C’est la légende du joueur de flûte d’Hamelin. Pour résumer, une ville envahie par les rats fait appel à un joueur de flûte, charmeur de rongeurs, pour les en débarrasser. Le musicien s’exécute, mais quand il demande à être payé, les autorités refusent. Pour se venger, il revient une nuit pour attirer cette fois les enfants. Donc, c’est l’idée qu’un musicien peut avoir un ascendant sur celui qui l’écoute. Dans La Musique et l’Ineffable, le philosophe Vladimir Jankélévitch pose la question de cette manière: la musique est-elle une science ou un charme frauduleux? J’ai tendance à dire qu’elle est toujours un peu les deux à la fois. Ce sont les Grecs qui en parlaient le mieux. Ils parlaient de musique apollinienne, tournée vers la spiritualité. Et puis une musique dionysiaque, dans laquelle on perd la conscience individuelle, pour se fondre dans le groupe dans une sorte de transe. Ils estimaient que l’on avait besoin de ces deux énergies.

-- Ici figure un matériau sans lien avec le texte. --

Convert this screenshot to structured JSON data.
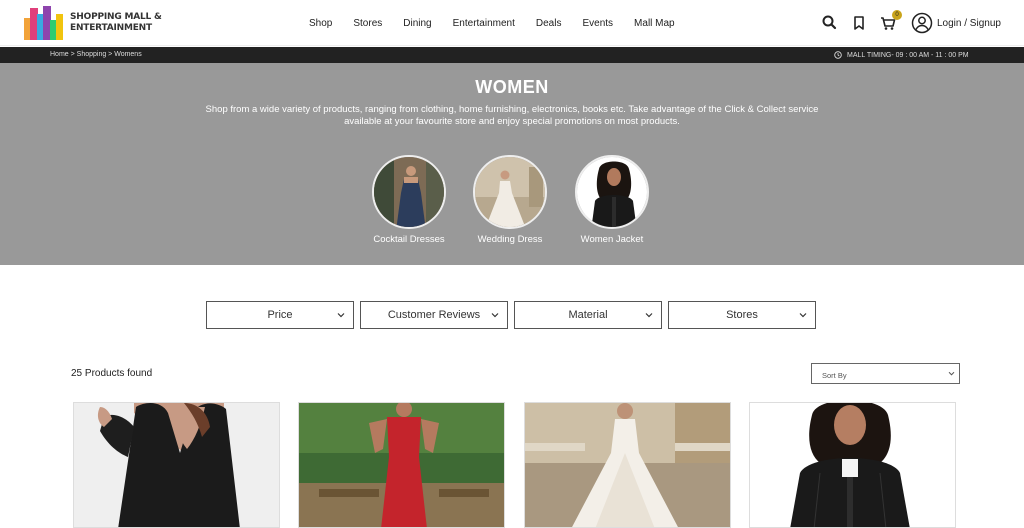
{
  "header": {
    "logo_line1": "SHOPPING MALL &",
    "logo_line2": "ENTERTAINMENT",
    "nav": [
      "Shop",
      "Stores",
      "Dining",
      "Entertainment",
      "Deals",
      "Events",
      "Mall Map"
    ],
    "cart_count": "0",
    "login_label": "Login / Signup",
    "icons": [
      "search-icon",
      "bookmark-icon",
      "cart-icon",
      "user-icon"
    ]
  },
  "subbar": {
    "breadcrumb": "Home > Shopping > Womens",
    "timing": "MALL TIMING- 09 : 00 AM - 11 : 00 PM"
  },
  "hero": {
    "title": "WOMEN",
    "description": "Shop from a wide variety of products, ranging from clothing, home furnishing, electronics, books etc. Take advantage of the Click & Collect service available at your favourite store and enjoy special promotions on most products.",
    "categories": [
      "Cocktail Dresses",
      "Wedding Dress",
      "Women Jacket"
    ]
  },
  "filters": [
    "Price",
    "Customer Reviews",
    "Material",
    "Stores"
  ],
  "results": {
    "count_text": "25 Products found",
    "sort_label": "Sort By"
  },
  "colors": {
    "hero_bg": "#999999",
    "subbar_bg": "#222222",
    "cart_badge": "#c9a41a"
  }
}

“La musique est-elle une science ou un charme frauduleux? J’ai tendance à dire qu’elle est toujours un peu les deux à la fois.”

Le son peut être une arme. Vous l’illustrez avec le “pistolet sonique” expérimenté par le Français Vladimir Gavreau, dans les années 60. Aujourd’hui, en Israël, les forces de l’ordre utilisent un dispositif sonore, baptisé The Scream, pour disperser les manifestants…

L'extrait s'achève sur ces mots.